It is stated that when multiplying n matrices, the number of possible cases P(n)
is equal to C(n-1)
. (C is a catalan number) At this time, C(n)
is said to be the number of different binary trees that can be created with n nodes. I do not have a cognitive understanding. I'd appreciate it if you could explain.
Please explain why the number of binary trees that can be made with n-1 nodes in n matrix multiplication is the same as the number of cases in n matrix multiplication.
CodePudding user response:
Understanding that takes 2 steps:
Step 1: The number of distinct ways to multiply N matrices is the number of complete binary trees with N leaves.

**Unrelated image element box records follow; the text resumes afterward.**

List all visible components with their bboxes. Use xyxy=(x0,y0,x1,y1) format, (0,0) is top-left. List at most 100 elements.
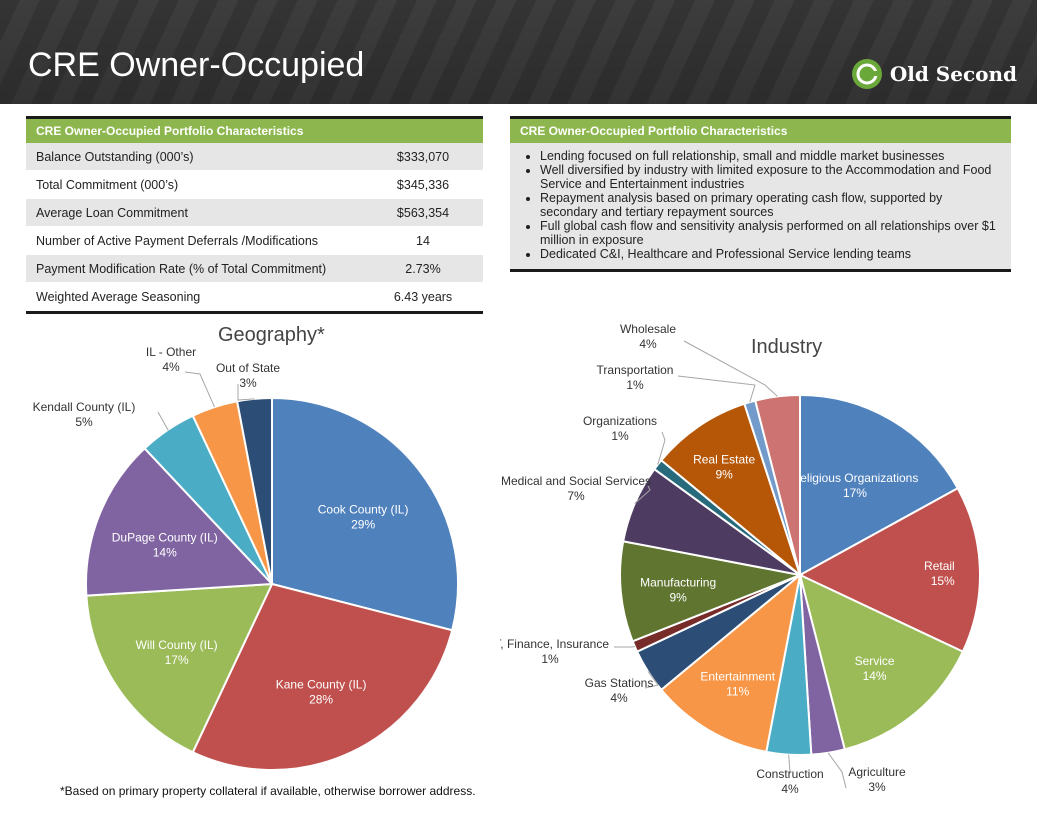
slice-percent-label: 14% xyxy=(153,546,177,560)
table-row: Total Commitment (000’s) $345,336 xyxy=(26,171,483,199)
table-row: Weighted Average Seasoning 6.43 years xyxy=(26,283,483,311)
leader-line xyxy=(683,340,778,397)
slice-percent-label: 1% xyxy=(626,378,644,392)
pie-slice xyxy=(85,446,275,597)
slice-percent-label: 1% xyxy=(541,652,559,666)
slice-percent-label: 1% xyxy=(611,429,629,443)
leader-line xyxy=(237,384,255,401)
leader-line xyxy=(157,411,169,431)
slice-percent-label: 11% xyxy=(726,684,749,698)
table-row: Balance Outstanding (000’s) $333,070 xyxy=(26,143,483,171)
industry-chart-title: Industry xyxy=(751,336,823,358)
row-value: 2.73% xyxy=(405,261,441,276)
slice-percent-label: 4% xyxy=(162,360,180,374)
characteristics-header: CRE Owner-Occupied Portfolio Characteris… xyxy=(510,116,1011,143)
slice-name-label: DuPage County (IL) xyxy=(112,531,218,545)
leader-line xyxy=(677,375,756,403)
pie-slice xyxy=(659,402,803,578)
table-rows: Balance Outstanding (000’s) $333,070 Total… xyxy=(26,143,483,311)
slice-name-label: Gas Stations xyxy=(585,676,654,690)
slice-name-label: Kendall County (IL) xyxy=(33,400,136,414)
slide-header xyxy=(0,0,1037,104)
slice-percent-label: 7% xyxy=(567,489,585,503)
slice-percent-label: 28% xyxy=(309,692,333,706)
slice-name-label: Construction xyxy=(756,767,823,781)
slice-name-label: Cook County (IL) xyxy=(318,502,409,516)
logo-icon xyxy=(851,59,882,89)
table-header: CRE Owner-Occupied Portfolio Characteris… xyxy=(26,116,483,143)
row-label: Number of Active Payment Deferrals /Modi… xyxy=(36,233,319,248)
pie-slice xyxy=(754,393,801,576)
leader-line xyxy=(644,671,659,689)
slice-name-label: Will County (IL) xyxy=(136,638,218,652)
slice-percent-label: 3% xyxy=(239,376,257,390)
slice-percent-label: 17% xyxy=(843,486,867,500)
row-value: 14 xyxy=(416,233,430,248)
logo-text: Old Second xyxy=(889,62,1017,86)
box-bottom-rule xyxy=(510,269,1011,272)
geography-pie-chart: Cook County (IL)29% Kane County (IL)28% Wi… xyxy=(33,345,459,771)
row-label: Weighted Average Seasoning xyxy=(36,289,201,304)
pie-slice xyxy=(619,540,804,643)
slice-percent-label: 15% xyxy=(931,574,955,588)
slice-name-label: Retail xyxy=(924,559,955,573)
row-label: Balance Outstanding (000’s) xyxy=(36,149,194,164)
slice-percent-label: 4% xyxy=(781,782,799,796)
slice-name-label: IL - Other xyxy=(146,345,196,359)
pie-slice xyxy=(271,396,459,632)
slice-percent-label: 17% xyxy=(165,653,189,667)
geography-chart-title: Geography* xyxy=(218,324,325,346)
leader-line xyxy=(614,645,635,648)
slice-percent-label: 4% xyxy=(610,691,628,705)
slice-name-label: Medical and Social Services xyxy=(501,474,651,488)
slice-name-label: Real Estate xyxy=(693,452,755,466)
pie-slice xyxy=(659,572,802,753)
slice-percent-label: 5% xyxy=(75,415,93,429)
row-label: Average Loan Commitment xyxy=(36,205,188,220)
portfolio-table: CRE Owner-Occupied Portfolio Characteris… xyxy=(26,116,483,314)
slice-percent-label: 3% xyxy=(868,780,886,794)
row-value: 6.43 years xyxy=(393,289,453,304)
row-label: Total Commitment (000’s) xyxy=(36,177,179,192)
slice-name-label: Organizations xyxy=(583,414,657,428)
pie-slice xyxy=(191,582,454,771)
pie-slice xyxy=(798,573,965,751)
slice-percent-label: 29% xyxy=(351,517,375,531)
slice-percent-label: 14% xyxy=(863,669,887,683)
pie-slice xyxy=(85,582,274,754)
slice-name-label: Entertainment xyxy=(700,669,775,683)
slice-percent-label: 9% xyxy=(715,467,733,481)
leader-line xyxy=(184,371,215,408)
row-value: $563,354 xyxy=(396,205,450,220)
leader-line xyxy=(634,485,651,504)
leader-line xyxy=(657,431,666,465)
pie-slice xyxy=(797,486,981,653)
slice-name-label: Agriculture xyxy=(848,765,906,779)
slice-name-label: Service xyxy=(855,654,895,668)
row-value: $345,336 xyxy=(396,177,450,192)
characteristics-box: CRE Owner-Occupied Portfolio Characteris… xyxy=(510,116,1011,272)
slice-name-label: Religious Organizations xyxy=(792,471,919,485)
leader-line xyxy=(827,752,847,789)
table-bottom-rule xyxy=(26,311,483,314)
bullet-item: Well diversified by industry with limite… xyxy=(540,163,999,191)
slice-percent-label: 9% xyxy=(669,591,687,605)
pie-slice xyxy=(799,393,960,577)
slice-name-label: IT, Finance, Insurance xyxy=(500,637,609,651)
bullet-list: Lending focused on full relationship, sm… xyxy=(522,149,999,261)
characteristics-bullets: Lending focused on full relationship, sm… xyxy=(510,143,1011,269)
page-title: CRE Owner-Occupied xyxy=(28,46,365,84)
bullet-item: Full global cash flow and sensitivity an… xyxy=(540,219,999,247)
bullet-item: Lending focused on full relationship, sm… xyxy=(540,149,999,163)
slice-name-label: Wholesale xyxy=(620,322,676,336)
bullet-item: Dedicated C&I, Healthcare and Profession… xyxy=(540,247,999,261)
slice-percent-label: 4% xyxy=(639,337,657,351)
row-label: Payment Modification Rate (% of Total Co… xyxy=(36,261,327,276)
slice-name-label: Kane County (IL) xyxy=(276,677,367,691)
table-row: Payment Modification Rate (% of Total Co… xyxy=(26,255,483,283)
logo: Old Second xyxy=(850,55,1017,93)
leader-line xyxy=(788,754,791,773)
slice-name-label: Manufacturing xyxy=(640,576,716,590)
bullet-item: Repayment analysis based on primary oper… xyxy=(540,191,999,219)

Note that a "complete" binary tree is one in which every node has either 0 or 2 children.
Matrix multiplication does not commute, so matrices have to be multiplied together in their original order. Each case can be formed like:
- write down all the matrices in order
- repeatedly multiply two adjacent matrices or intermediate products until only one remains.

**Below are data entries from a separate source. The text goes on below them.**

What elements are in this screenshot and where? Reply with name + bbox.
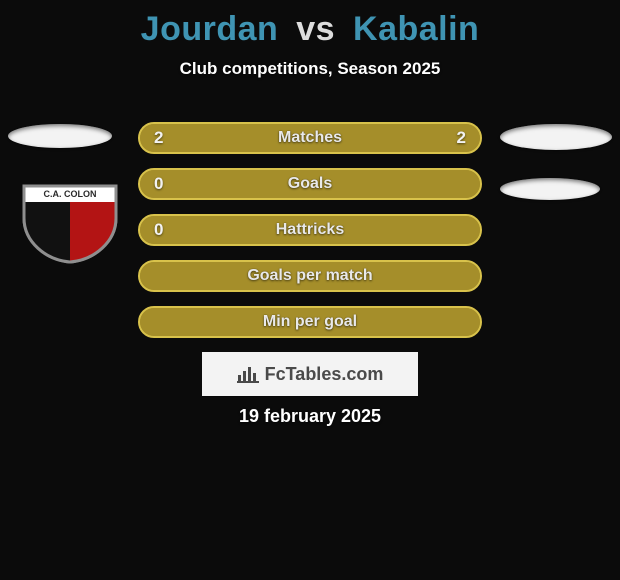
brand-text: FcTables.com	[265, 364, 384, 385]
stat-bar-fill	[140, 262, 480, 290]
stat-bar: 0Goals	[138, 168, 482, 200]
title-right: Kabalin	[353, 10, 479, 48]
stat-bar: 0Hattricks	[138, 214, 482, 246]
crest-text: C.A. COLON	[44, 189, 97, 199]
title-left: Jourdan	[141, 10, 279, 48]
date: 19 february 2025	[0, 406, 620, 427]
brand-badge[interactable]: FcTables.com	[202, 352, 418, 396]
stat-bar: Min per goal	[138, 306, 482, 338]
placeholder-ellipse	[500, 178, 600, 200]
stat-bar: Goals per match	[138, 260, 482, 292]
bar-chart-icon	[237, 365, 259, 383]
stat-bar-fill	[140, 170, 480, 198]
stat-rows: 22Matches 0Goals 0Hattricks Goals per match…	[138, 122, 482, 352]
subtitle: Club competitions, Season 2025	[0, 59, 620, 79]
placeholder-ellipse	[500, 124, 612, 150]
club-crest-colon: C.A. COLON	[20, 180, 120, 264]
stat-bar: 22Matches	[138, 122, 482, 154]
title-vs: vs	[296, 10, 335, 48]
placeholder-ellipse	[8, 124, 112, 148]
stat-bar-fill	[140, 216, 480, 244]
title: Jourdan vs Kabalin	[0, 0, 620, 49]
stats-card: Jourdan vs Kabalin Club competitions, Se…	[0, 0, 620, 580]
stat-bar-fill	[140, 308, 480, 336]
shield-icon: C.A. COLON	[20, 180, 120, 264]
stat-bar-fill	[140, 124, 480, 152]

Not all the ways of doing this are actually distinct. For instance:
ABCDE -> (AB)CDE -> (AB)C(DE) -> (ABC)(DE) -> (ABCDE)
includes exactly the same multiplications as:
ABCDE -> ABC(DE) -> (AB)C(DE) -> (ABC)(DE) -> (ABCDE)

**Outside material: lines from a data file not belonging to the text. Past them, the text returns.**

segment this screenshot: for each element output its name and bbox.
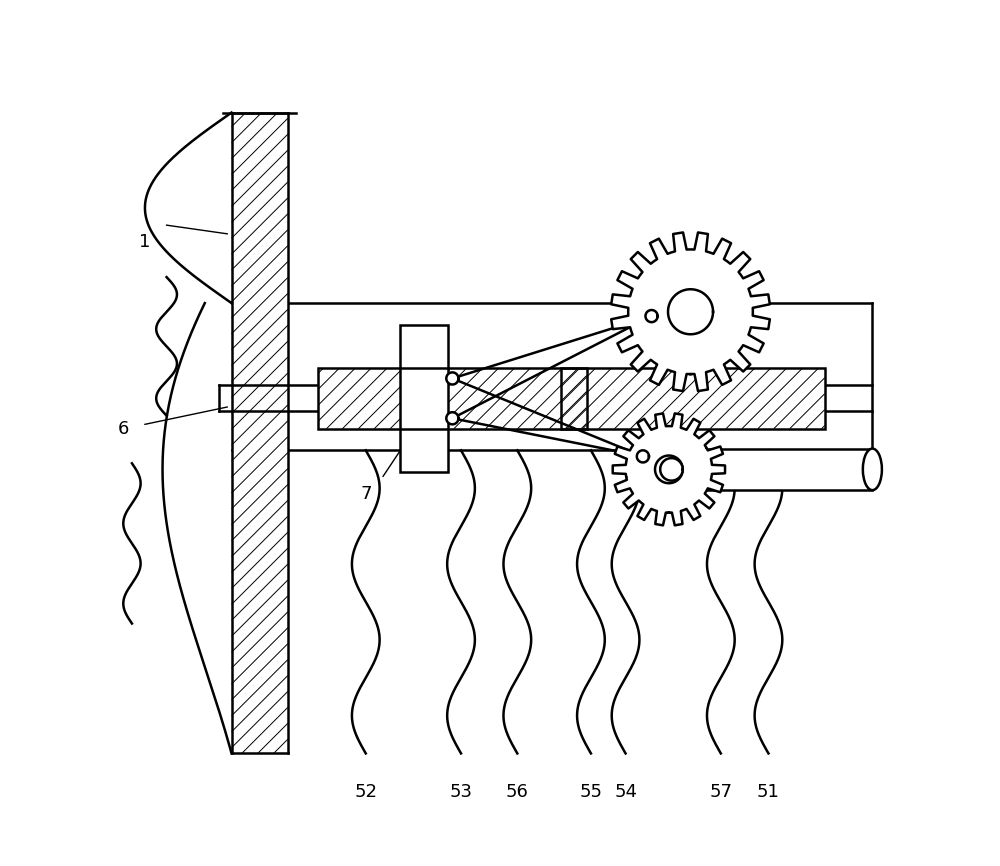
Ellipse shape [863,449,882,490]
Polygon shape [611,232,770,391]
Text: 52: 52 [354,784,377,801]
Circle shape [446,372,458,385]
Polygon shape [613,413,725,526]
Text: 53: 53 [450,784,473,801]
Text: 56: 56 [506,784,529,801]
Text: 6: 6 [118,420,129,437]
Polygon shape [561,368,825,429]
Circle shape [645,310,658,322]
Circle shape [446,412,458,424]
Polygon shape [400,325,448,472]
Text: 51: 51 [757,784,780,801]
Text: 1: 1 [139,234,151,251]
Polygon shape [691,449,872,490]
Circle shape [660,458,683,481]
Text: 57: 57 [709,784,732,801]
Polygon shape [232,113,288,753]
Text: 55: 55 [579,784,602,801]
Circle shape [637,450,649,462]
Text: 54: 54 [614,784,637,801]
Text: 7: 7 [360,485,372,502]
Polygon shape [318,368,587,429]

In both cases we make products AB and DE. It doesn't matter which one we do first, because we combine them in the same ways.
You can map out any distinct case as a binary tree where each internal node is a product and the leaves are the original matrices. The tree for the above cases is:
*
/ \
* \
/ \ \
* C *
/ \ / \
A B D E
The tree shows which matrices contribute to each product formed, independent of the order in which we might actually perform them, so each different tree is actually a distinct way to multiply the matrices.
Step 2: The number of complete binary trees with N leaves is the number of binary trees with N-1 nodes
For any complete binary tree with N leaves, there are N-1 internal nodes -- one between each pair of adjacent leaves. These nodes themselves form a (not necessarily complete) binary tree. The * nodes in the tree above are an example.
For any binary tree with N-1 nodes, there is exactly one way to attach N leaves in order to form a complete tree. The original tree has N free positions for children, so you have to fill them all.
The number of complete binary trees with N leaves is therefore equal to the number of binary trees with N-1 nodes, because there is a one-to-one correspondence between these things.